Слышу слова одной из ранних санитарок, когда они уже бушуют, как обычно, наслаждаясь отчаянием нашего пробуждения, и голос ее полон зависти к той, что собирается после дежурства отбыть в свои пенаты: «Хорошая больная, хлопот никаких, и еще лишние деньги идут. Везет тебе, я бы тоже так хотела!» — «А ты, дорогая, лучше за мужем присматривай, если он ночью очень уж спокойный», — отрезает подружка, и общий хохот побеждает солидарность здоровья и силы, потом ночная дежурная шествует к двери, даже не взглянув на вверенное ее попечению ложе. Конец, дальше не ее дело.
Значит, для сестер здесь тоже есть везенье, вот такое изнурительное бдение на стульчике. Варианты восприятия жизни, какому же из них мы должны отдавать предпочтение? Какой мудрец скажет, от каких определителей зависит степень значимости?
А я сегодня ухожу отсюда. Мне приносят сумку, я швыряю в цветную мою подругу всяких скитаний все добро, принесенное сюда, которое должно было уберечь меня от чего-то, но от чего?

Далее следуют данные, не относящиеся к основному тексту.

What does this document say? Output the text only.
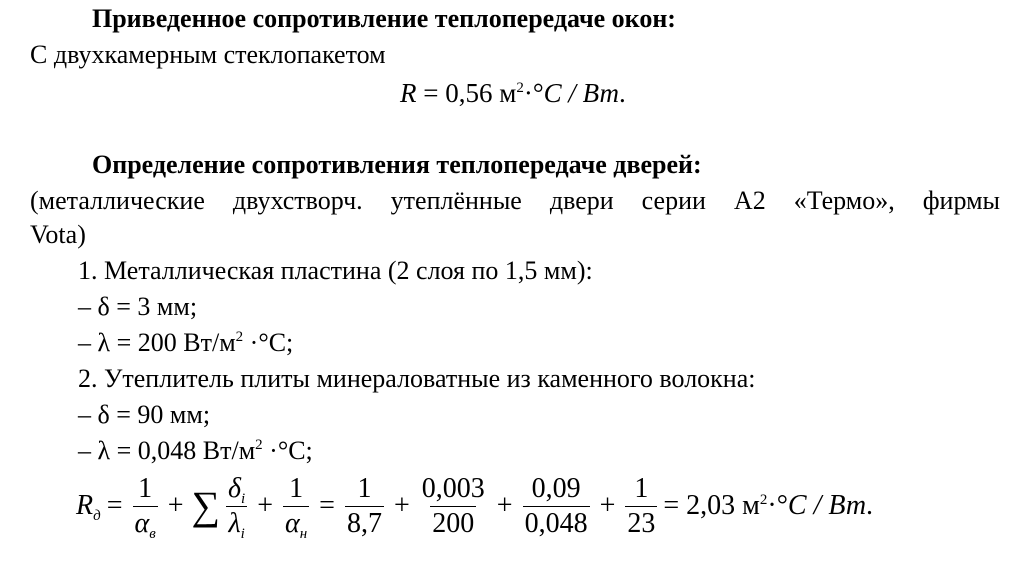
Приведенное сопротивление теплопередаче окон:
С двухкамерным стеклопакетом
R = 0,56 $м^2\cdot^\circ C$ / Вт.
Определение сопротивления теплопередаче дверей:
(металлические двухстворч. утеплённые двери серии А2 «Термо», фирмы
Vota)
1. Металлическая пластина (2 слоя по 1,5 мм):
– δ = 3 мм;
– λ = 200 $Вт/м^2 \cdot^\circ С$;
2. Утеплитель плиты минераловатные из каменного волокна:
– δ = 90 мм;
– λ = 0,048 $Вт/м^2 \cdot^\circ С$;
$R_д = \frac{1}{\alpha_в}$ + ∑ $\frac{\delta_i}{\lambda_i} + \frac{1}{\alpha_н} = \frac{1}{8,7} + \frac{0,003}{200} + \frac{0,09}{0,048} + \frac{1}{23} = 2,03$ $м^2\cdot^\circ C$ / Вт.
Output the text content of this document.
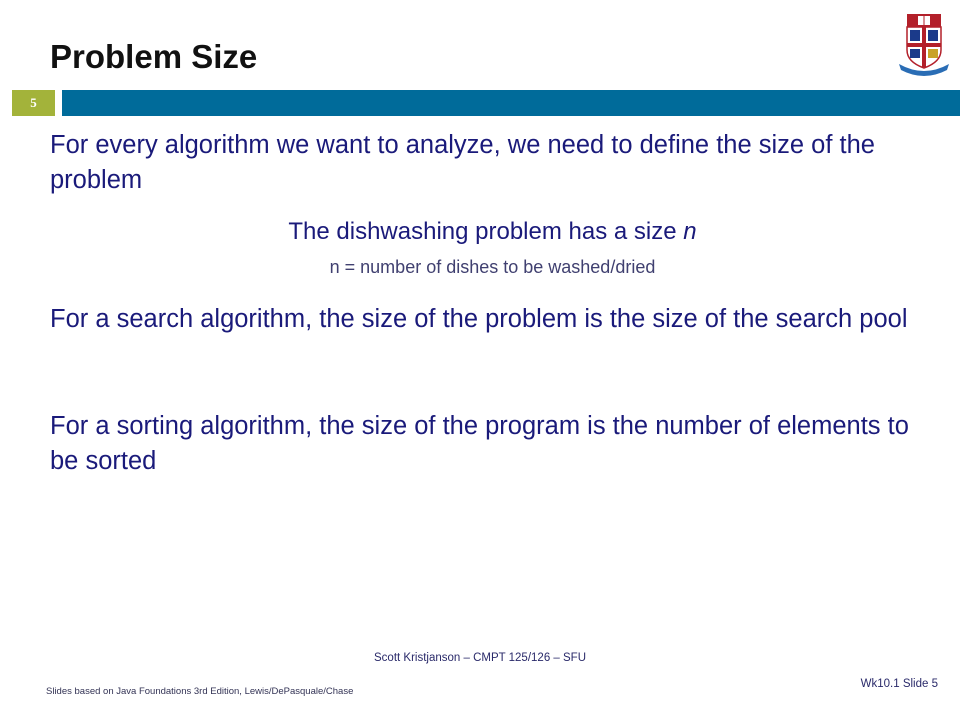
Problem Size
5

For every algorithm we want to analyze, we need to define the size of the problem

The dishwashing problem has a size n

n = number of dishes to be washed/dried

For a search algorithm, the size of the problem is the size of the search pool

For a sorting algorithm, the size of the program is the number of elements to be sorted

Scott Kristjanson – CMPT 125/126 – SFU
Slides based on Java Foundations 3rd Edition, Lewis/DePasquale/Chase
Wk10.1 Slide 5
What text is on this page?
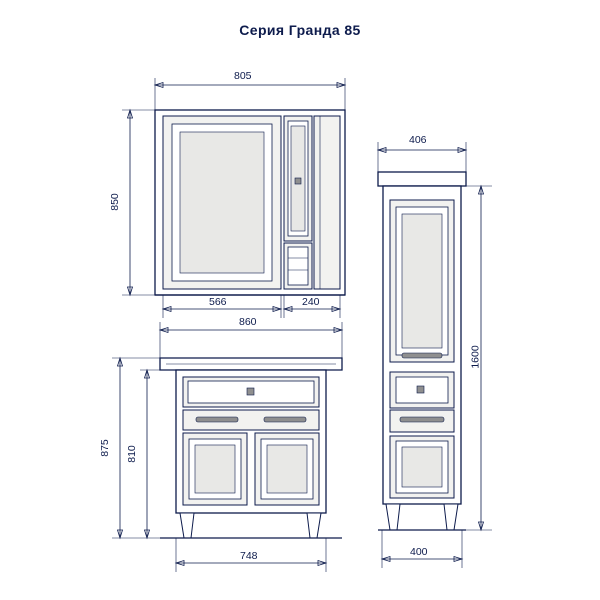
Серия Гранда 85
805
850
566	240
406
1600
400
860
875 810
748
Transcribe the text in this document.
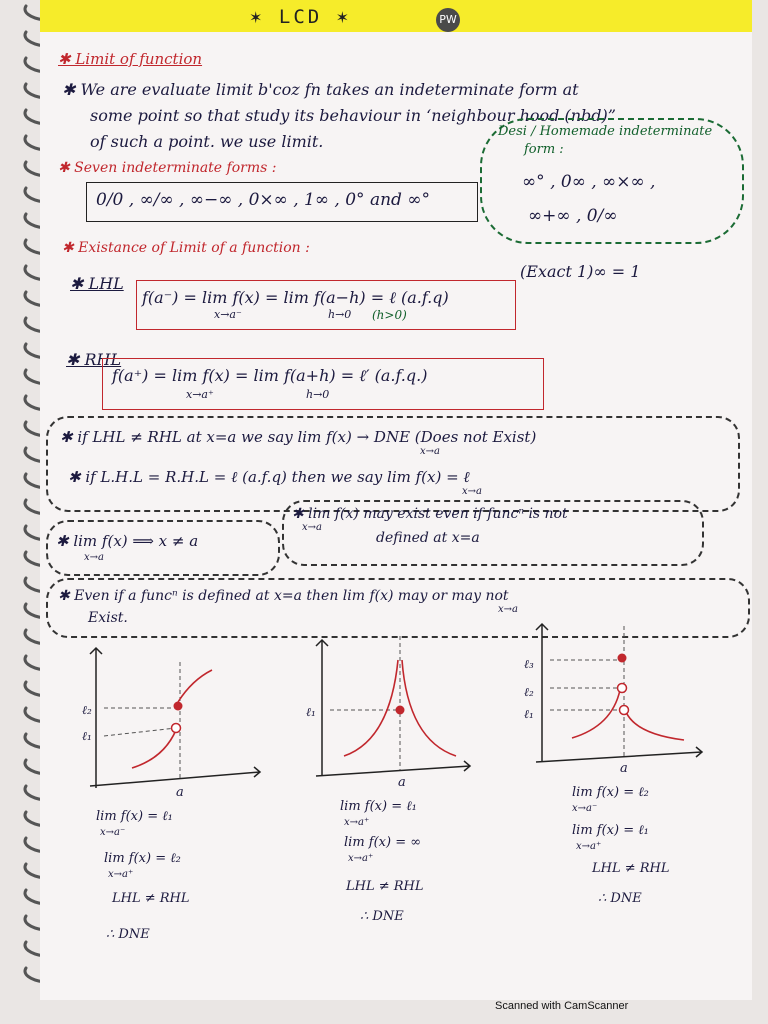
✶ LCD ✶	PW
✱ Limit of function
✱ We are evaluate limit b'coz fn takes an indeterminate form at
some point so that study its behaviour in ‘neighbour hood (nbd)”
of such a point. we use limit.
Desi / Homemade indeterminate
form :
∞° , 0∞ , ∞×∞ ,
∞+∞ , 0/∞
✱ Seven indeterminate forms :
0/0 , ∞/∞ , ∞−∞ , 0×∞ , 1∞ , 0° and ∞°
✱ Existance of Limit of a function :
✱ LHL
f(a⁻) = lim f(x) = lim f(a−h) = ℓ (a.f.q)
x→a⁻	h→0 (h>0)
(Exact 1)∞ = 1
✱ RHL
f(a⁺) = lim f(x) = lim f(a+h) = ℓ′ (a.f.q.)
x→a⁺	h→0
✱ if LHL ≠ RHL at x=a we say lim f(x) → DNE (Does not Exist)
x→a
✱ if L.H.L = R.H.L = ℓ (a.f.q) then we say lim f(x) = ℓ
x→a
✱ lim f(x) ⟹ x ≠ a
x→a
✱ lim f(x) may exist even if funcⁿ is not
x→a
defined at x=a
✱ Even if a funcⁿ is defined at x=a then lim f(x) may or may not
x→a
Exist.
ℓ₂
ℓ₁
a
ℓ₁
a
ℓ₃
ℓ₂
ℓ₁
a
lim f(x) = ℓ₁
x→a⁻
lim f(x) = ℓ₂
x→a⁺
LHL ≠ RHL
∴ DNE
lim f(x) = ℓ₁
x→a⁺
lim f(x) = ∞
x→a⁺
LHL ≠ RHL
∴ DNE
lim f(x) = ℓ₂
x→a⁻
lim f(x) = ℓ₁
x→a⁺
LHL ≠ RHL
∴ DNE
Scanned with CamScanner
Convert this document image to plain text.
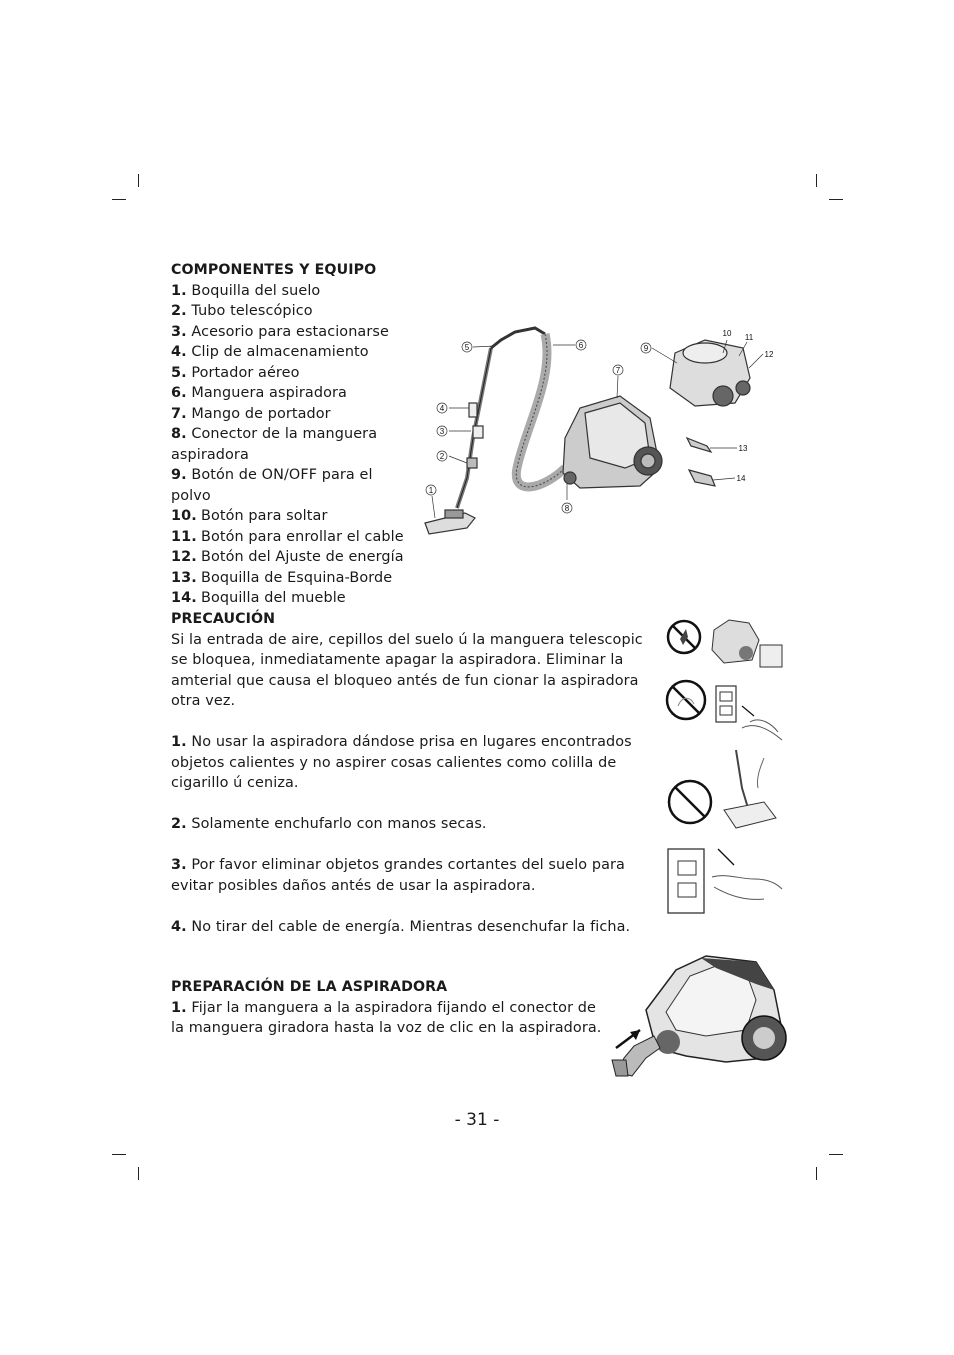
COMPONENTES Y EQUIPO
1. Boquilla del suelo
2. Tubo telescópico
3. Acesorio para estacionarse
4. Clip de almacenamiento
5. Portador aéreo
6. Manguera aspiradora
7. Mango de portador
8. Conector de la manguera aspiradora
9. Botón de ON/OFF para el polvo
10. Botón para soltar
11. Botón para enrollar el cable
12. Botón del Ajuste de energía
13. Boquilla de Esquina-Borde
14. Boquilla del mueble
1
2
3
4
5	6
7
8
9
10 11
12
13
14
PRECAUCIÓN

Si la entrada de aire, cepillos del suelo ú la manguera telescopic se bloquea, inmediatamente apagar la aspiradora. Eliminar la amterial que causa el bloqueo antés de fun cionar la aspiradora otra vez.

1. No usar la aspiradora dándose prisa en lugares encontrados objetos calientes y no aspirer cosas calientes como colilla de cigarillo ú ceniza.

2. Solamente enchufarlo con manos secas.

3. Por favor eliminar objetos grandes cortantes del suelo para evitar posibles daños antés de usar la aspiradora.

4. No tirar del cable de energía. Mientras desenchufar la ficha.

PREPARACIÓN DE LA ASPIRADORA

1. Fijar la manguera a la aspiradora fijando el conector de la manguera giradora hasta la voz de clic en la aspiradora.

- 31 -
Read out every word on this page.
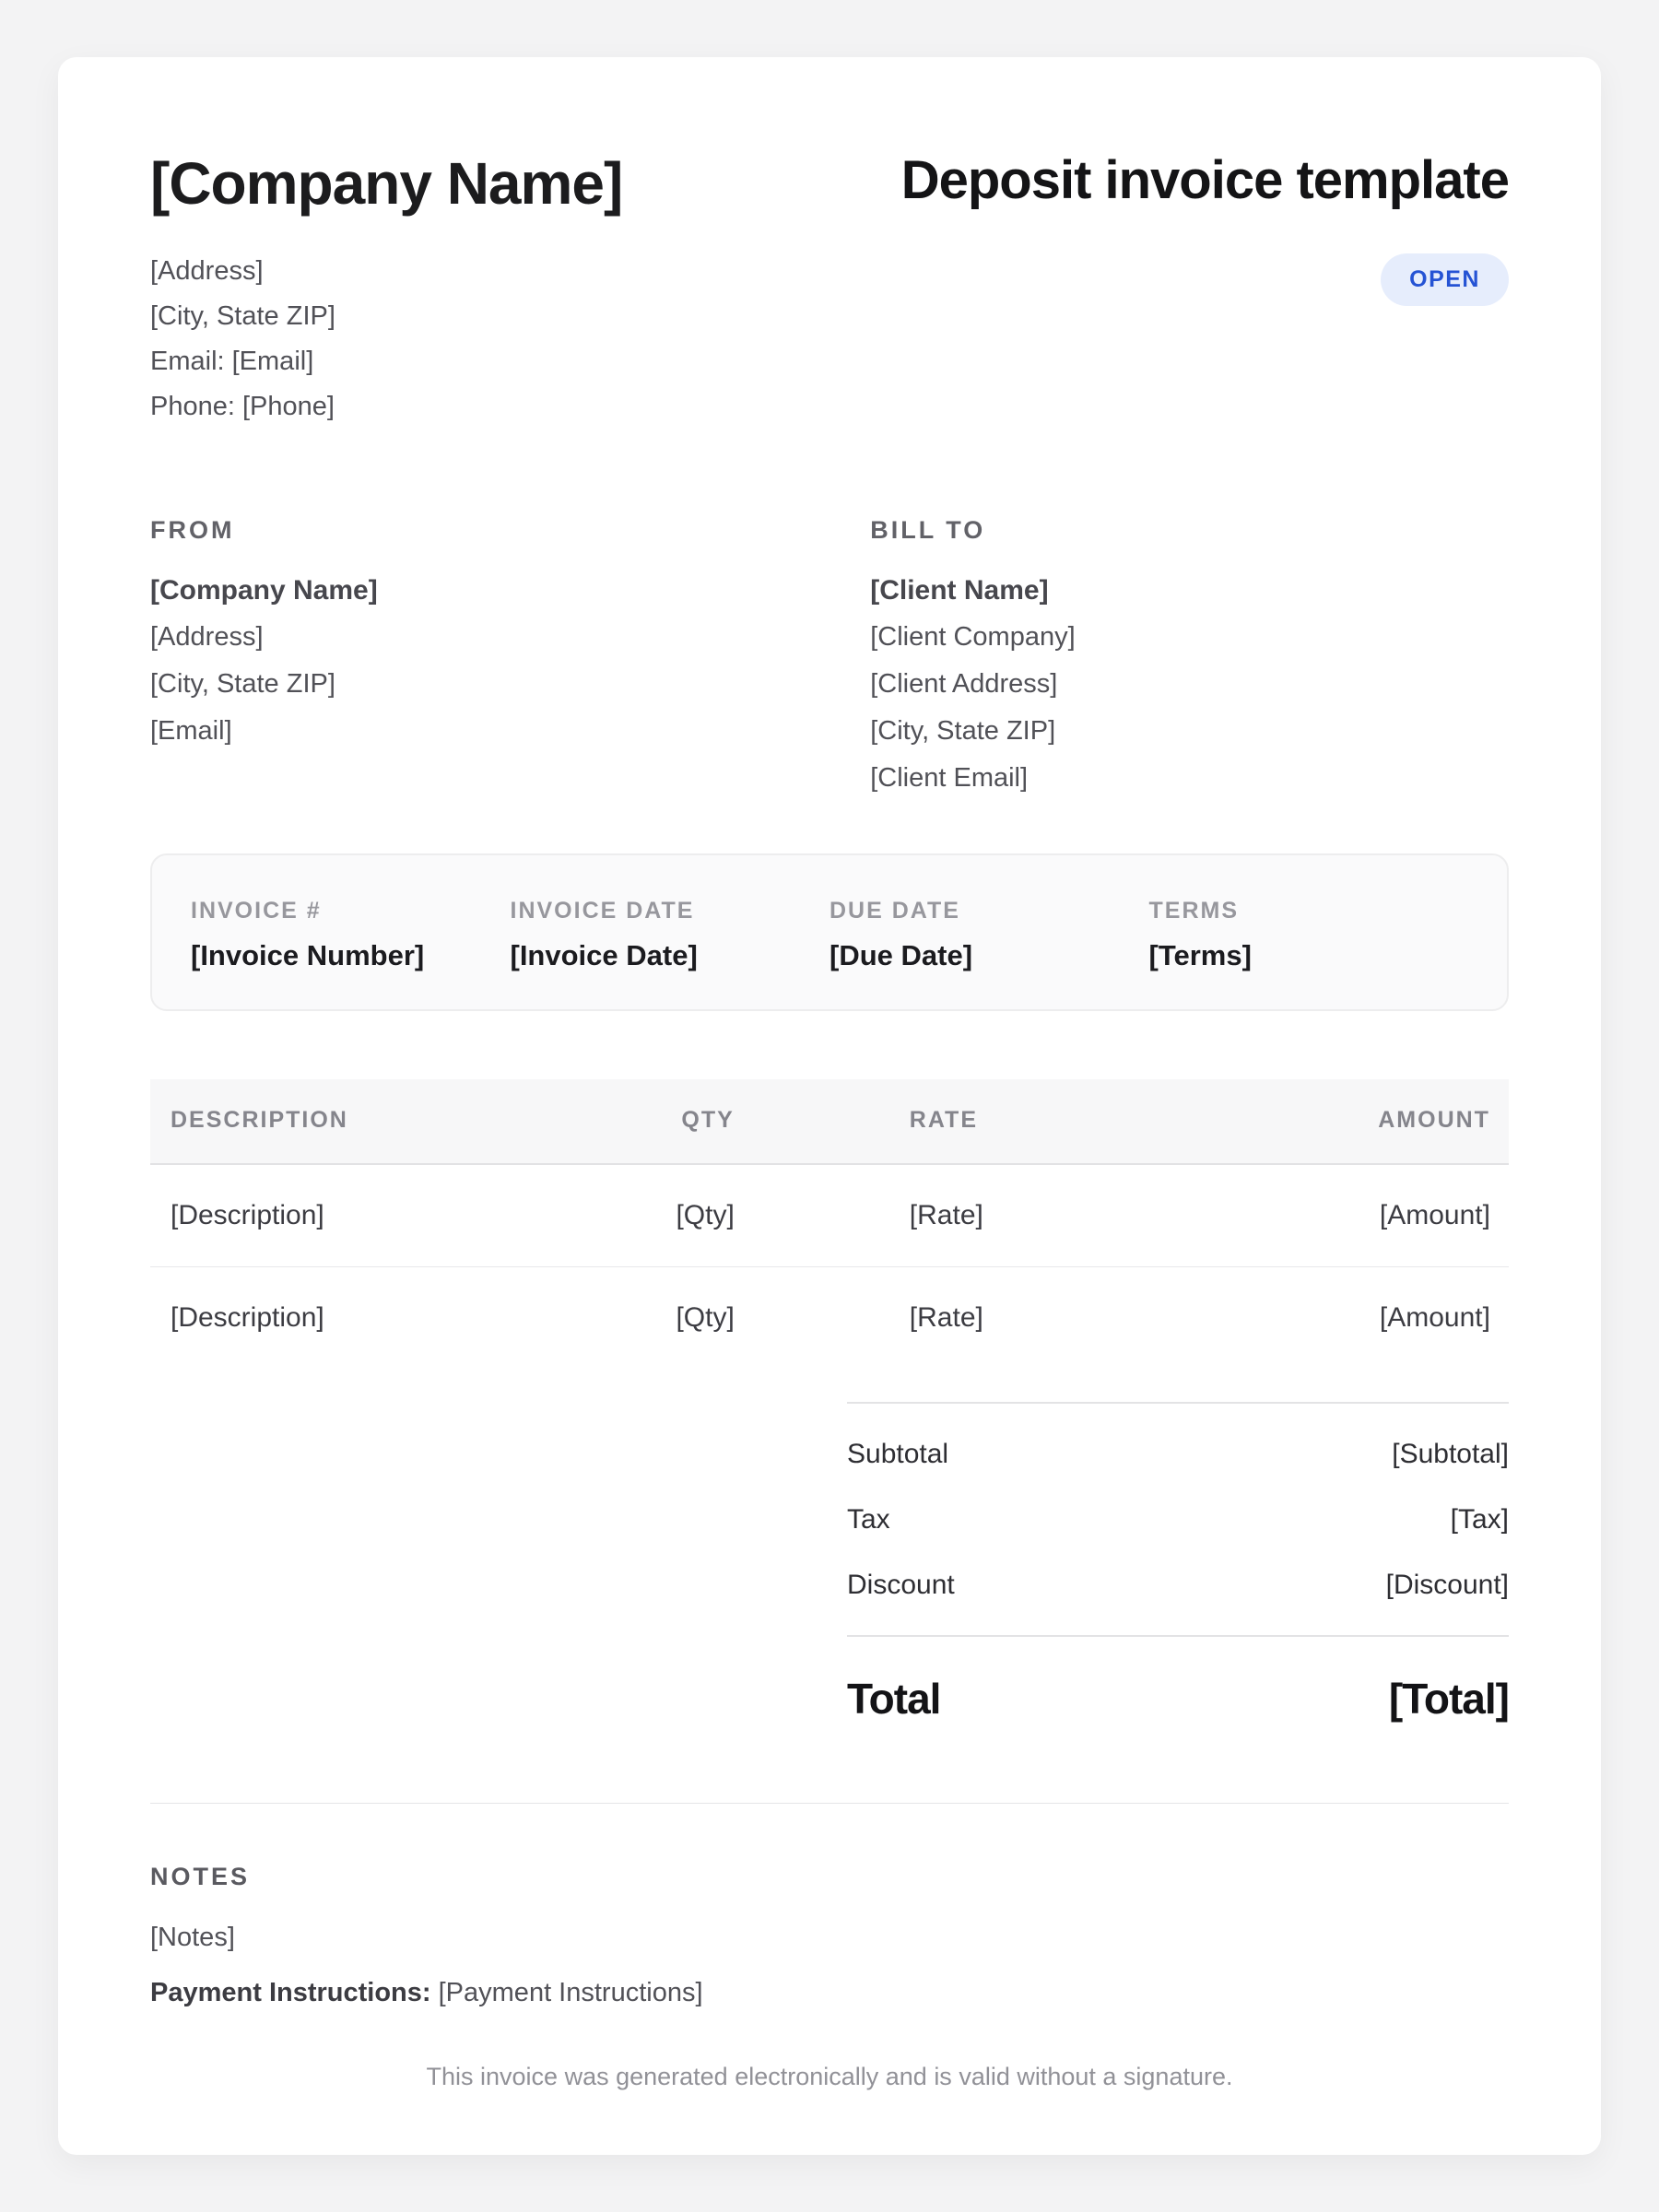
[Company Name]
[Address]
[City, State ZIP]
Email: [Email]
Phone: [Phone]
Deposit invoice template
OPEN
FROM
[Company Name]
[Address]
[City, State ZIP]
[Email]
BILL TO
[Client Name]
[Client Company]
[Client Address]
[City, State ZIP]
[Client Email]
INVOICE #
[Invoice Number]
INVOICE DATE
[Invoice Date]
DUE DATE
[Due Date]
TERMS
[Terms]
DESCRIPTION	QTY	RATE	AMOUNT
[Description]	[Qty]	[Rate]	[Amount]
[Description]	[Qty]	[Rate]	[Amount]
Subtotal	[Subtotal]
Tax	[Tax]
Discount	[Discount]
Total	[Total]
NOTES
[Notes]
Payment Instructions: [Payment Instructions]
This invoice was generated electronically and is valid without a signature.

А соседки из обоих рядов, все, кто может смотреть, вновь взглядом ассистируют мне, а на что же еще смотреть, ведь только в моем углу что-то и происходит? Я чувствую эти взгляды на себе, на руках, на моей неуклюжей спешке, может быть, и сейчас они ко мне благожелательны, а может быть, ненавидят за каждое движение, которым я от них отделяюсь? Что в них сильнее? Не хочу я этого знать, ведь я же их запомню, не откажусь от этих дней, так что сейчас отпускаю им все их нехорошие мысли, сейчас я страшно милосердна — и мне даже немного стыдно, что это так легко дается. Поэтому я ворчу на все мое тряпье, демонстрируя этим, что вот и у меня свои неприятности с отбытием, но эти совы после долгих ночей, после долгих недель выучки набрались ума и теперь объясняют мне, что это такое. «Лотерея, матушка, раз так, другой — так. Раз человек готовится к долгому лежанию, тогда быстро выходит. Не с одной так было. Но вы это рекордно провернули. В четыре дня — и извольте домой! Это все из-за вещей, которые натащили. С самого начала хорошая примета!»
И так я стала еще одним доказательством действия сверхъестественных сил.
Но во всем этом все время доминирует чувство, что фильм крутится с конца. Сумка упакована. Ширма, мытье, сделать лицо, уже городское, для посторонних, для чужих, потому что здешние уже не чужие. И все еще на рассвете, и час почти тот же самый, здешний, как в тот день, слишком рано начатый.
В десять встреча с доктором М. Снова в том же, как тогда, кабинете. И сейчас я тоже обнажаюсь, и сейчас его пальцы, как инструмент, на той же груди, уже отмеченной красным шрамом.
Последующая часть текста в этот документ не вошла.